La question est de savoir si les pouvoirs publics en France ont réagi suffisamment vite. C’est comme si on ne prenait pas les choses au sérieux. Interdire en premier lieu les rassemblements de plus de 5000 personnes en faisant des exceptions énormes avec les rencontres sportives prouve que le gouvernement français hésite. Est-ce pour ne pas effrayer la population avant une échéance électorale importante comme les élections municipales. Qui sait ? Pour prendre des mesures efficaces, faut-il donner des recommandations, ou bien faire des lois provisoires le temps de la crise ? Au Danemark, on a choisi les recommandations plutôt que la législation. Depuis lundi, il semble que les recommandations aient été entendues. Le métro n’est pas rempli même dans les périodes de pointes. Les chemins de fer danois ont doublé le nombre de wagons pour les trains et les métros en l’espace de 24 heures. Pour résoudre la situation et minimiser les conséquences de cette crise sanitaire, on a besoin de ce que tous les citoyens fassent preuve d’esprit social – et de solidarité. Est-ce aussi possible en France ?
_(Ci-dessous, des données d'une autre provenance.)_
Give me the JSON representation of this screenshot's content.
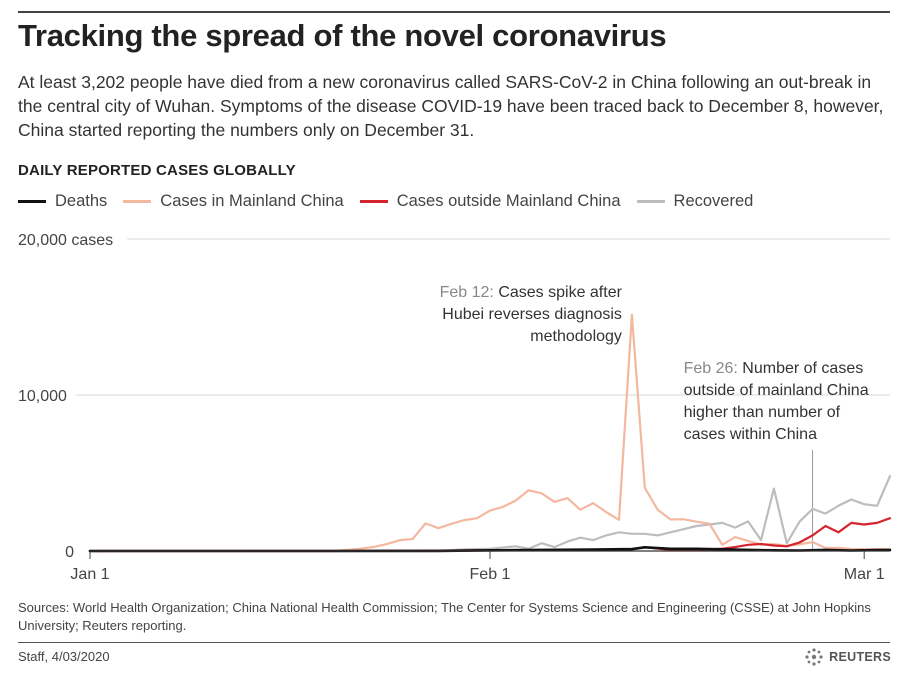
{
  "header": {
    "title": "Tracking the spread of the novel coronavirus",
    "subtitle": "At least 3,202 people have died from a new coronavirus called SARS-CoV-2 in China following an out-break in the central city of Wuhan. Symptoms of the disease COVID-19 have been traced back to December 8, however, China started reporting the numbers only on December 31.",
    "section_label": "DAILY REPORTED CASES GLOBALLY"
  },
  "footer": {
    "sources": "Sources: World Health Organization; China National Health Commission; The Center for Systems Science and Engineering (CSSE) at John Hopkins University; Reuters reporting.",
    "byline": "Staff, 4/03/2020",
    "brand": "REUTERS"
  },
  "chart_data": {
    "type": "line",
    "ylim": [
      0,
      20000
    ],
    "y_ticks": [
      {
        "value": 20000,
        "label": "20,000 cases"
      },
      {
        "value": 10000,
        "label": "10,000"
      },
      {
        "value": 0,
        "label": "0"
      }
    ],
    "x_ticks": [
      {
        "day": 1,
        "label": "Jan 1"
      },
      {
        "day": 32,
        "label": "Feb 1"
      },
      {
        "day": 61,
        "label": "Mar 1"
      }
    ],
    "x_domain_days": [
      1,
      63
    ],
    "series": [
      {
        "name": "Deaths",
        "color": "#111111",
        "x": [
          1,
          20,
          28,
          32,
          36,
          40,
          43,
          44,
          46,
          48,
          50,
          52,
          54,
          56,
          58,
          60,
          62,
          63
        ],
        "values": [
          0,
          0,
          5,
          45,
          70,
          95,
          120,
          240,
          140,
          140,
          110,
          70,
          45,
          30,
          70,
          35,
          60,
          65
        ]
      },
      {
        "name": "Cases in Mainland China",
        "color": "#f4b8a0",
        "x": [
          1,
          20,
          21,
          22,
          23,
          24,
          25,
          26,
          27,
          28,
          29,
          30,
          31,
          32,
          33,
          34,
          35,
          36,
          37,
          38,
          39,
          40,
          41,
          42,
          43,
          44,
          45,
          46,
          47,
          48,
          49,
          50,
          51,
          52,
          53,
          54,
          55,
          56,
          57,
          58,
          59,
          60,
          61,
          62,
          63
        ],
        "values": [
          0,
          20,
          80,
          150,
          260,
          440,
          690,
          770,
          1770,
          1460,
          1740,
          1980,
          2100,
          2590,
          2830,
          3240,
          3890,
          3700,
          3150,
          3390,
          2650,
          3070,
          2500,
          2000,
          15150,
          4050,
          2640,
          2020,
          2040,
          1880,
          1750,
          400,
          890,
          650,
          410,
          440,
          330,
          430,
          570,
          200,
          200,
          130,
          120,
          120,
          130
        ]
      },
      {
        "name": "Cases outside Mainland China",
        "color": "#d6242f",
        "x": [
          1,
          20,
          30,
          40,
          43,
          44,
          46,
          48,
          50,
          51,
          52,
          53,
          54,
          55,
          56,
          57,
          58,
          59,
          60,
          61,
          62,
          63
        ],
        "values": [
          0,
          0,
          30,
          50,
          100,
          250,
          70,
          80,
          150,
          250,
          400,
          450,
          350,
          300,
          550,
          1000,
          1600,
          1200,
          1800,
          1700,
          1800,
          2100
        ]
      },
      {
        "name": "Recovered",
        "color": "#bdbdbd",
        "x": [
          1,
          28,
          30,
          32,
          34,
          35,
          36,
          37,
          38,
          39,
          40,
          41,
          42,
          43,
          44,
          45,
          46,
          47,
          48,
          49,
          50,
          51,
          52,
          53,
          54,
          55,
          56,
          57,
          58,
          59,
          60,
          61,
          62,
          63
        ],
        "values": [
          0,
          0,
          100,
          150,
          300,
          150,
          500,
          250,
          600,
          850,
          700,
          1000,
          1200,
          1100,
          1100,
          1000,
          1200,
          1400,
          1600,
          1700,
          1800,
          1500,
          1900,
          700,
          4000,
          500,
          1900,
          2700,
          2400,
          2900,
          3300,
          3000,
          2900,
          4800
        ]
      }
    ],
    "annotations": [
      {
        "day": 43,
        "value": 15150,
        "lead": "Feb 12:",
        "text": [
          "Cases spike after",
          "Hubei reverses diagnosis",
          "methodology"
        ],
        "align": "end"
      },
      {
        "day": 57,
        "value": 0,
        "lead": "Feb 26:",
        "text": [
          "Number of cases",
          "outside of mainland China",
          "higher than number of",
          "cases within China"
        ],
        "align": "start"
      }
    ]
  }
}
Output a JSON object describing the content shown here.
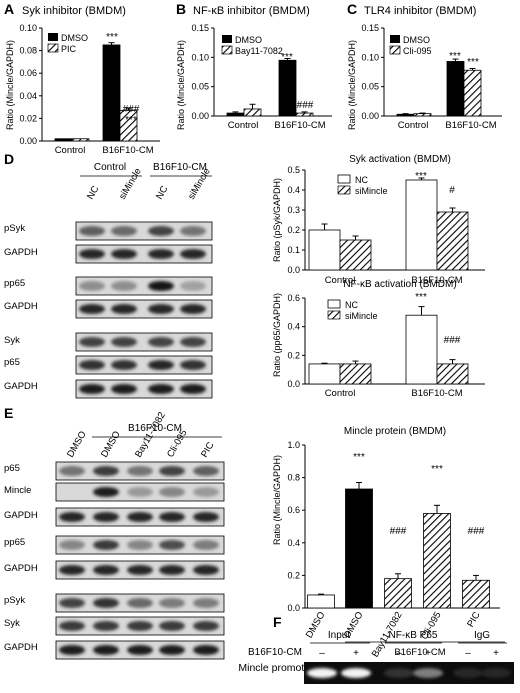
{
  "panels": {
    "A": {
      "letter": "A",
      "title": "Syk inhibitor (BMDM)",
      "ylabel": "Ratio (Mincle/GAPDH)",
      "legend": [
        "DMSO",
        "PIC"
      ],
      "xticks": [
        "Control",
        "B16F10-CM"
      ],
      "yticks": [
        "0.00",
        "0.02",
        "0.04",
        "0.06",
        "0.08",
        "0.10"
      ],
      "sig": [
        "***",
        "###",
        "***"
      ]
    },
    "B": {
      "letter": "B",
      "title": "NF-κB inhibitor (BMDM)",
      "ylabel": "Ratio (Mincle/GAPDH)",
      "legend": [
        "DMSO",
        "Bay11-7082"
      ],
      "xticks": [
        "Control",
        "B16F10-CM"
      ],
      "yticks": [
        "0.00",
        "0.05",
        "0.10",
        "0.15"
      ],
      "sig": [
        "***",
        "###"
      ]
    },
    "C": {
      "letter": "C",
      "title": "TLR4 inhibitor (BMDM)",
      "ylabel": "Ratio (Mincle/GAPDH)",
      "legend": [
        "DMSO",
        "Cli-095"
      ],
      "xticks": [
        "Control",
        "B16F10-CM"
      ],
      "yticks": [
        "0.00",
        "0.05",
        "0.10",
        "0.15"
      ],
      "sig": [
        "***",
        "***"
      ]
    },
    "D": {
      "letter": "D",
      "group_labels": [
        "Control",
        "B16F10-CM"
      ],
      "lanes": [
        "NC",
        "siMincle",
        "NC",
        "siMincle"
      ],
      "blots": [
        "pSyk",
        "GAPDH",
        "pp65",
        "GAPDH",
        "Syk",
        "p65",
        "GAPDH"
      ]
    },
    "D1": {
      "title": "Syk activation (BMDM)",
      "ylabel": "Ratio (pSyk/GAPDH)",
      "legend": [
        "NC",
        "siMincle"
      ],
      "xticks": [
        "Control",
        "B16F10-CM"
      ],
      "yticks": [
        "0.0",
        "0.1",
        "0.2",
        "0.3",
        "0.4",
        "0.5"
      ],
      "sig": [
        "***",
        "#"
      ]
    },
    "D2": {
      "title": "NF-κB activation (BMDM)",
      "ylabel": "Ratio (pp65/GAPDH)",
      "legend": [
        "NC",
        "siMincle"
      ],
      "xticks": [
        "Control",
        "B16F10-CM"
      ],
      "yticks": [
        "0.0",
        "0.2",
        "0.4",
        "0.6"
      ],
      "sig": [
        "***",
        "###"
      ]
    },
    "E": {
      "letter": "E",
      "group_label": "B16F10-CM",
      "lanes": [
        "DMSO",
        "DMSO",
        "Bay11-7082",
        "Cli-095",
        "PIC"
      ],
      "blots": [
        "p65",
        "Mincle",
        "GAPDH",
        "pp65",
        "GAPDH",
        "pSyk",
        "Syk",
        "GAPDH"
      ]
    },
    "E1": {
      "title": "Mincle protein (BMDM)",
      "ylabel": "Ratio (Mincle/GAPDH)",
      "xticks": [
        "DMSO",
        "DMSO",
        "Bay11-7082",
        "Cli-095",
        "PIC"
      ],
      "group_label": "B16F10-CM",
      "yticks": [
        "0.0",
        "0.2",
        "0.4",
        "0.6",
        "0.8",
        "1.0"
      ],
      "sig": [
        "***",
        "###",
        "***",
        "###"
      ]
    },
    "F": {
      "letter": "F",
      "groups": [
        "Input",
        "NF-κB P65",
        "IgG"
      ],
      "row_label": "B16F10-CM",
      "signs": [
        "–",
        "+",
        "–",
        "+",
        "–",
        "+"
      ],
      "lane_label": "Mincle promoter"
    }
  },
  "chart_data": [
    {
      "type": "bar",
      "title": "Syk inhibitor (BMDM)",
      "ylabel": "Ratio (Mincle/GAPDH)",
      "ylim": [
        0,
        0.1
      ],
      "categories": [
        "Control",
        "B16F10-CM"
      ],
      "series": [
        {
          "name": "DMSO",
          "values": [
            0.002,
            0.085
          ]
        },
        {
          "name": "PIC",
          "values": [
            0.002,
            0.027
          ]
        }
      ]
    },
    {
      "type": "bar",
      "title": "NF-κB inhibitor (BMDM)",
      "ylabel": "Ratio (Mincle/GAPDH)",
      "ylim": [
        0,
        0.15
      ],
      "categories": [
        "Control",
        "B16F10-CM"
      ],
      "series": [
        {
          "name": "DMSO",
          "values": [
            0.005,
            0.095
          ]
        },
        {
          "name": "Bay11-7082",
          "values": [
            0.012,
            0.005
          ]
        }
      ]
    },
    {
      "type": "bar",
      "title": "TLR4 inhibitor (BMDM)",
      "ylabel": "Ratio (Mincle/GAPDH)",
      "ylim": [
        0,
        0.15
      ],
      "categories": [
        "Control",
        "B16F10-CM"
      ],
      "series": [
        {
          "name": "DMSO",
          "values": [
            0.003,
            0.093
          ]
        },
        {
          "name": "Cli-095",
          "values": [
            0.004,
            0.078
          ]
        }
      ]
    },
    {
      "type": "bar",
      "title": "Syk activation (BMDM)",
      "ylabel": "Ratio (pSyk/GAPDH)",
      "ylim": [
        0,
        0.5
      ],
      "categories": [
        "Control",
        "B16F10-CM"
      ],
      "series": [
        {
          "name": "NC",
          "values": [
            0.2,
            0.45
          ]
        },
        {
          "name": "siMincle",
          "values": [
            0.15,
            0.29
          ]
        }
      ]
    },
    {
      "type": "bar",
      "title": "NF-κB activation (BMDM)",
      "ylabel": "Ratio (pp65/GAPDH)",
      "ylim": [
        0,
        0.6
      ],
      "categories": [
        "Control",
        "B16F10-CM"
      ],
      "series": [
        {
          "name": "NC",
          "values": [
            0.14,
            0.48
          ]
        },
        {
          "name": "siMincle",
          "values": [
            0.14,
            0.14
          ]
        }
      ]
    },
    {
      "type": "bar",
      "title": "Mincle protein (BMDM)",
      "ylabel": "Ratio (Mincle/GAPDH)",
      "ylim": [
        0,
        1.0
      ],
      "categories": [
        "DMSO",
        "DMSO",
        "Bay11-7082",
        "Cli-095",
        "PIC"
      ],
      "series": [
        {
          "values": [
            0.08,
            0.73,
            0.18,
            0.58,
            0.17
          ]
        }
      ]
    }
  ]
}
Comment traiter la crise économique qui s’ensuivra ?

Nous sommes à l’orée d’une crise qui est aussi économique. Les investisseurs de la Bourse ont déjà réagi. Le gouvernement danois a pris ses responsabilités dans un dialogue avec les syndicats de salariés et d’employeurs. L’état danois repousse le payement de la TVA et des charges dues par les entreprises. L’Etat couvre les pertes causées par les annulations de spectacles et de rassemblements. La question de savoir est quelle forme la crise va prendre. Va-t-elle durer quelques semaines, après quoi tout redeviendra normal ou va-t-elle durer des mois et obliger les entreprises à réduire leur production et renvoyer du personnel ? On parle de crise en V quand la crise ne dure que peu de temps et revient à son niveau original rapidement. Elle est en U si cela dure plus longtemps mais revient toujours au niveau initial ou alors la crise peut être durable et être représentée par un L, où l’économie chute et ne revient plus au niveau initial. Dans ce dernier cas cela peut avoir des conséquences dramatiques avec ce qui suit, crise industrielle, crise touristique, crise financière et chute brutale des valeurs immobilières comme en 2008. Là aussi tout dépendra de la situation et de la capacité de la société à se mobiliser toute entière. Toutes les branches de la société devront contribuer et les responsables devront faire preuve de leur capacité à diriger le pays dans la confiance.
C’est toujours difficile de comparer la situation d’un pays à l’autre. Le point de départ n’est pas le même. Le système de la Santé en France est déjà surchargé, par exemple. Les cultures sont différentes, les danois suivent les recommandations des autorités tout de suite et sans exception. En France, on commence toujours à protester. Mais en réalité, on a affaire à la même situation, le même virus et on a déjà quelques expériences qui montrent comme en Italie que si les autorités réagissent trop peu et trop lentement, c’est la catastrophe. On verra où on sera dans quelques mois. Ce sera plus facile de tirer une conclusion. Maintenant, on est dans une situation sérieuse mais sous contrôle, donc sans panique, si tout se passe bien.